Since the basic software solutions developed for the industry in the late 1980s, Computer aided facilities management systems (CaFM) have grown into one of the most important enablers of asset maintenance, in real estate. The version of CaFM, which has been in play in recent years, includes features to manage inventory, vendors and assets; provide cost analysis; and deliver many other management empowering services.
Real estate operations have certainly moved on from paper-based records and management systems using CaFM, and have even evolved to cloud-enabled applications in the recent years; achieving fairly quick turnarounds, an increased life span of assets, and reduced operational inefficiencies but should such improvements be all that O&M teams expect of their digital tools? Most certainly not!
Contemporary real estate operations demand greater flexibility, scalability, and interoperability, than ever before. In response to these needs, progressive real estate owners and managers are now turning to a new, disruptive, class of digital tools, in the form of enterprise-grade O&M software platforms, which aim to optimise operational agility and efficiency, while maximising asset life, and achieving quick ROI to boot.
Next-Gen Data Driven O&M platforms
As with any software, especially one that leverages AI and IoT like the new breed of digital real estate solutions, the quality of the data used underpins the results. The latest generation of O&M software accesses real-time building data, to derive insights and optimises both asset performance and tenant experiences.
This is a major leap forward, especially because such data is typically siloed and unusable, in portfolios that are yet to implement IoT connectivity. This is why the latest digital tools transforming the real estate industry are built around the collation of data from systems across vendor and operational layers, to maximize results, and streamline workflows. And this transition makes perfect business sense. After all, the choice is between integrating the entire suite of tools, making certain the entire workforce has access to up to the minute data, and making instant sense of inputs from multiple third parties, on the one hand; and having to constantly encounter blindspots, being reactive in resolving issues, and having limited scope for innovation, on the other.

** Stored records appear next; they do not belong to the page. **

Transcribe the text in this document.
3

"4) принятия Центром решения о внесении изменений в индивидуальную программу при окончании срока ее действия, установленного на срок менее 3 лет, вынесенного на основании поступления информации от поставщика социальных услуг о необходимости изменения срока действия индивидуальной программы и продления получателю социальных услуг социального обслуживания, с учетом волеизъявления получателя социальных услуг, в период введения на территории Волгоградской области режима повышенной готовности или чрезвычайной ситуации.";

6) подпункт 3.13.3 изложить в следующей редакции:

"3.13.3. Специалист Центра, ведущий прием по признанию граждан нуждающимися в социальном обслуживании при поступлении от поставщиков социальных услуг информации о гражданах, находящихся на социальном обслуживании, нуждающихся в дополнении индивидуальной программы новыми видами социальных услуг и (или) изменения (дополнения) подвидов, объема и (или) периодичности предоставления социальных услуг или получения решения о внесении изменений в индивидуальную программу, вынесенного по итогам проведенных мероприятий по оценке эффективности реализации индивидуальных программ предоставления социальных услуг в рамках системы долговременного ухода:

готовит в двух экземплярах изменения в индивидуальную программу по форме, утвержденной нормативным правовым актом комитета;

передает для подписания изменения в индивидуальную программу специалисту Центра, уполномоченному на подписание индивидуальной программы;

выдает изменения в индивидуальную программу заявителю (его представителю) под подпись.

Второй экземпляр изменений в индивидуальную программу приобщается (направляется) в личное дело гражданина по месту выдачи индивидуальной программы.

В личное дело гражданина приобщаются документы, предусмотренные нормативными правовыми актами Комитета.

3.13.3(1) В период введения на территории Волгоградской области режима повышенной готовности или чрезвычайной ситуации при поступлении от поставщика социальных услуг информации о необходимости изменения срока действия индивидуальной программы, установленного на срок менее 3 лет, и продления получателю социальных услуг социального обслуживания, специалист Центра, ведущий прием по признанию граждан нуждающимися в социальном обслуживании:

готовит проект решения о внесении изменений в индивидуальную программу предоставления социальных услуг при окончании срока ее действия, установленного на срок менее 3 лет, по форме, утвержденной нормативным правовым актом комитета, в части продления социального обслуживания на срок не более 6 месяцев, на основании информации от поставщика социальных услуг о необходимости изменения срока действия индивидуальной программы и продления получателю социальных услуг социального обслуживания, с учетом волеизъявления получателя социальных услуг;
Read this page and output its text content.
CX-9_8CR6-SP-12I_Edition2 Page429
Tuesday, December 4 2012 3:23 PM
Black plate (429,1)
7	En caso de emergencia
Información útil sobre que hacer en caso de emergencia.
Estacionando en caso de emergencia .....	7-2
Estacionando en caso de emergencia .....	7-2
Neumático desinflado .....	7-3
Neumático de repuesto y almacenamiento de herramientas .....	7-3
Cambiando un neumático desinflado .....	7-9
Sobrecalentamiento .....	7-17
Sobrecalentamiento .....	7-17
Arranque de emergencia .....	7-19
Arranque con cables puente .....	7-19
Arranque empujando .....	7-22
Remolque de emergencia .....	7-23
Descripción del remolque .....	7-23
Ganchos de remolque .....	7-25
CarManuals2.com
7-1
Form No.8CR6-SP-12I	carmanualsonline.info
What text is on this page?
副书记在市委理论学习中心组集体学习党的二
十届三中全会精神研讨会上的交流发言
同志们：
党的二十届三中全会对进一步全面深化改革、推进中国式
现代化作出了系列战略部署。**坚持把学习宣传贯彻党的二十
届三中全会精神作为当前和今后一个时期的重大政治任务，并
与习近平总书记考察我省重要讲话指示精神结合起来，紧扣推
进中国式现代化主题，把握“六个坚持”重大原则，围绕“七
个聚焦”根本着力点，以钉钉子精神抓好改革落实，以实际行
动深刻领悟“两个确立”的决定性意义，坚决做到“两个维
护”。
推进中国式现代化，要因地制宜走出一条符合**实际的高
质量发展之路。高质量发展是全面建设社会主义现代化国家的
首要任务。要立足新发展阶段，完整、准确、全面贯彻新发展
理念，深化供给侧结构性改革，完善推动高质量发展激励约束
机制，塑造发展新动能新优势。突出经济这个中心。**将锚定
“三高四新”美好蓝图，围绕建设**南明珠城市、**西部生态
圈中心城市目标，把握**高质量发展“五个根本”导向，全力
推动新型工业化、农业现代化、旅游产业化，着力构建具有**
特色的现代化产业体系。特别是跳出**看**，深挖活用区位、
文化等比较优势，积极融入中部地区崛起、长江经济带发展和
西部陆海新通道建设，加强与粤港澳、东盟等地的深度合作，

Essentially, what the new generation of data-driven and centralized O&M platforms enables is seamless integration of automation, workflows, processes, and information; on a single platform, which is accessible from a single window view, to all stakeholders. A real estate portfolio that has implemented such a unified platform gives the operatives handling the O&M function unprecedented capability to create custom workflows and approvals, which not only mirror the operational needs exactly, but also deliver enhanced mobility, access control, stakeholder specific portals, service desk improvements, contractor management, data-led decision making, and more.
Unified tools for unified operations
The latest iteration of CaFM seeks to deliver the holistic enhancement of all O&M processes, under the management of a centralized software platform. It multiplies value by integrating diverse systems to achieve portfolio scale optimization of outcomes such as energy management, automation performance, and occupant comfort. At the same time, it also enhances the capacity to use 3rd party business software to their full potential – including ERP, tenant management, capital planning tools, etc. As a result, real estate businesses are able to achieve complete operational transparency, anytime-anywhere access to workflows, customisable audits, and much more. For instance, if a facilities management team needs to respond to an occupant complaint about HVAC performance, a unified system is able to instantly notify the technical team, initiate the response, and keep the tenant updated throughout the process of addressing the service request.
Legacy CaFM solutions, on the other hand, attend to functions in isolation, making it much less likely that all stakeholders are empowered concurrently, and to the same extent. Not only do unified platforms make the response to such a request quicker, and more likely to be comprehensive, they also ensure that each individual concerned – whether those providing the service or those that have raised the issue – get timely inputs. O&M software platforms like Facilio take these capabilities further, by streamlining and orchestrating workflows, and enabling AI and ML based predictive analytics, for good measure.
O&M software has evolved to deliver comprehensive, system-scale value
The talk of totally integrated real estate, with granular transparency across all systems, goes back to the origin of the smart buildings and smart cities idea. However, at the outset, it was imagined that these capabilities would need to be built from the ground up. The connected approach to CaFM solutions introduces a radical new way to achieve the same outcomes, but far more inexpensively, and using a hardware-agnostic approach that can be retrofitted onto pre-existing building stock.
By leveraging IoT networks – and integrated datasets that monitor asset performance, energy usage, and other critical metrics – the software platform based approach enables building owners and operators to drill down to real time rich analysis of data derived from elements as varied as maintenance schedules, operating costs, and service quality. Ultimately, this enhanced transparency empowers all stakeholders, especially O&M teams, with real-time access to mission critical information on asset health, vendor performance, cost analysis, resource utilisation, and any inefficiencies; leading to a fundamental evolution in the management of property operations.
Such advantages are tipping the industry consensus on the adoption of integrated, data-driven O&M platforms. A new era of concurrently optimised tenant experiences, operational bottomlines, and asset performance is dawning; which will redefine and rejuvenate the industry, across all parameters and functions.